Global, Non-scattering solutions to the quintic, focusing semilinear wave equation on $\mathbb{R}^{1+3}$

TL;DR

This paper constructs special solutions to the focusing quintic wave equation in three dimensions that exhibit infinite time blow-up, relaxation, and oscillatory behaviors, expanding understanding of long-term dynamics in nonlinear wave equations.

Contribution

It introduces a novel method to construct solutions with complex asymptotic behaviors, including oscillatory and multi-scale soliton solutions, in the radially symmetric setting.

Findings

Constructed solutions with infinite time blow-up and relaxation.

Included solutions with oscillatory and diverging length scales.

Extended the understanding of long-term dynamics in focusing wave equations.

Abstract

We consider the quintic, focusing semilinear wave equation on $\mathbb{R}^{1+3}$, in the radially symmetric setting, and construct infinite time blow-up, relaxation, and intermediate types of solutions. More precisely, we first define an admissible class of time-dependent length scales, which includes a symbol class of functions. Then, we construct solutions which can be decomposed, for all sufficiently large time, into an Aubin-Talentini (soliton) solution, re-scaled by an admissible length scale, plus radiation (which solves the free 3 dimensional wave equation), plus corrections which decay as time approaches infinity.

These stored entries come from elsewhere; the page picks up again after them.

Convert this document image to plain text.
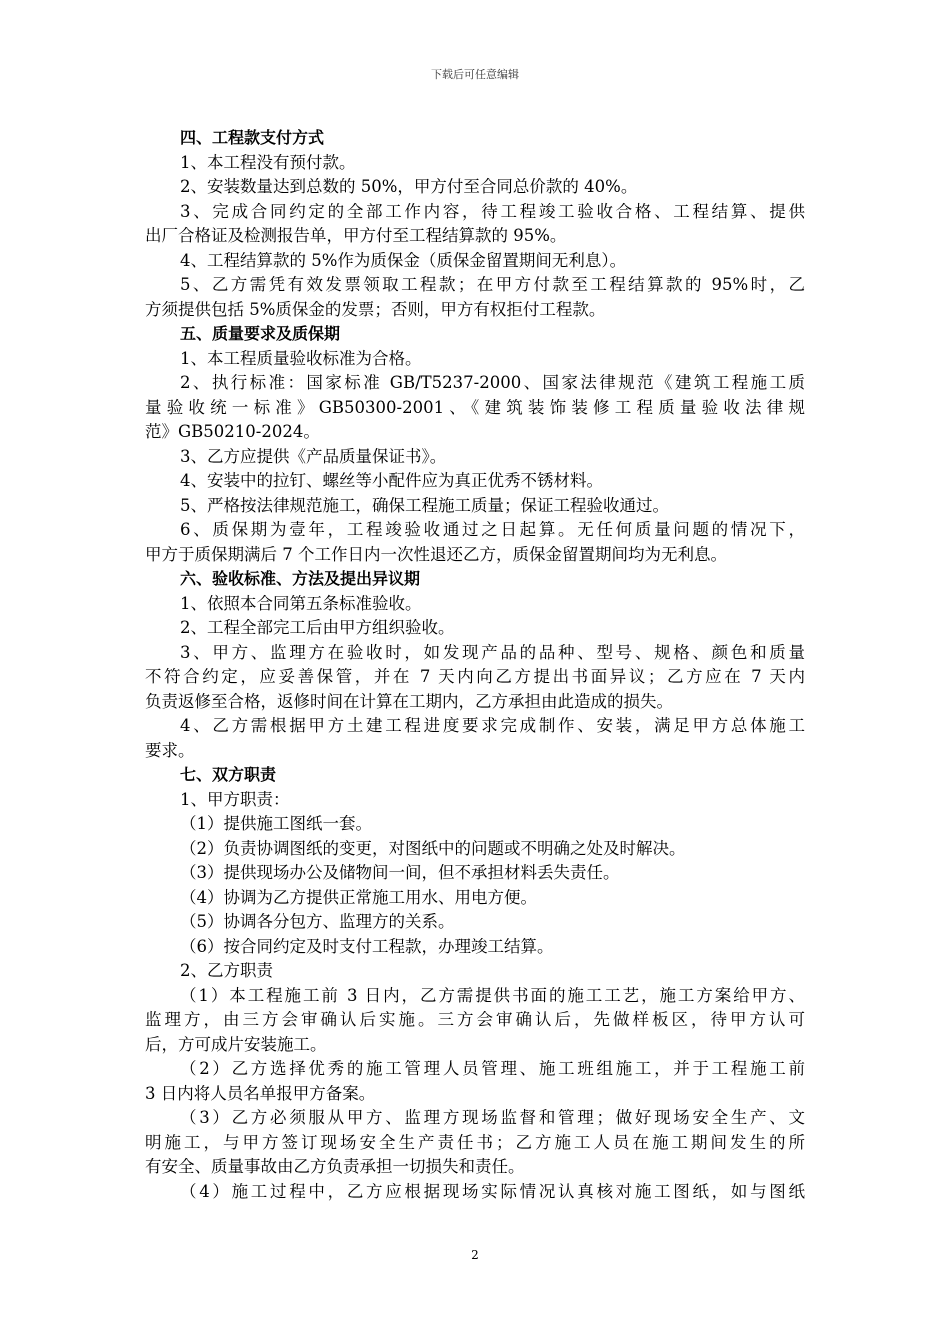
下载后可任意编辑
四、工程款支付方式
1、本工程没有预付款。
2、安装数量达到总数的 50%，甲方付至合同总价款的 40%。
3、完成合同约定的全部工作内容，待工程竣工验收合格、工程结算、提供
出厂合格证及检测报告单，甲方付至工程结算款的 95%。
4、工程结算款的 5%作为质保金（质保金留置期间无利息）。
5、乙方需凭有效发票领取工程款；在甲方付款至工程结算款的 95%时，乙
方须提供包括 5%质保金的发票；否则，甲方有权拒付工程款。
五、质量要求及质保期
1、本工程质量验收标准为合格。
2、执行标准：国家标准 GB/T5237-2000、国家法律规范《建筑工程施工质
量验收统一标准》GB50300-2001、《建筑装饰装修工程质量验收法律规
范》GB50210-2024。
3、乙方应提供《产品质量保证书》。
4、安装中的拉钉、螺丝等小配件应为真正优秀不锈材料。
5、严格按法律规范施工，确保工程施工质量；保证工程验收通过。
6、质保期为壹年，工程竣验收通过之日起算。无任何质量问题的情况下，
甲方于质保期满后 7 个工作日内一次性退还乙方，质保金留置期间均为无利息。
六、验收标准、方法及提出异议期
1、依照本合同第五条标准验收。
2、工程全部完工后由甲方组织验收。
3、甲方、监理方在验收时，如发现产品的品种、型号、规格、颜色和质量
不符合约定，应妥善保管，并在 7 天内向乙方提出书面异议；乙方应在 7 天内
负责返修至合格，返修时间在计算在工期内，乙方承担由此造成的损失。
4、乙方需根据甲方土建工程进度要求完成制作、安装，满足甲方总体施工
要求。
七、双方职责
1、甲方职责：
（1）提供施工图纸一套。
（2）负责协调图纸的变更，对图纸中的问题或不明确之处及时解决。
（3）提供现场办公及储物间一间，但不承担材料丢失责任。
（4）协调为乙方提供正常施工用水、用电方便。
（5）协调各分包方、监理方的关系。
（6）按合同约定及时支付工程款，办理竣工结算。
2、乙方职责
（1）本工程施工前 3 日内，乙方需提供书面的施工工艺，施工方案给甲方、
监理方，由三方会审确认后实施。三方会审确认后，先做样板区，待甲方认可
后，方可成片安装施工。
（2）乙方选择优秀的施工管理人员管理、施工班组施工，并于工程施工前
3 日内将人员名单报甲方备案。
（3）乙方必须服从甲方、监理方现场监督和管理；做好现场安全生产、文
明施工，与甲方签订现场安全生产责任书；乙方施工人员在施工期间发生的所
有安全、质量事故由乙方负责承担一切损失和责任。
（4）施工过程中，乙方应根据现场实际情况认真核对施工图纸，如与图纸
2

The solutions include infinite time blow-up and relaxation with rates including, but not limited to, positive and negative powers of time, with exponents sufficiently small in absolute value. We also obtain solutions whose soliton component has oscillatory length scales, including ones which converge to zero along one sequence of times approaching infinity, but which diverge to infinity along another such sequence of times. The method of proof is similar to a recent wave maps work of the author, which is itself inspired by matched asymptotic expansions.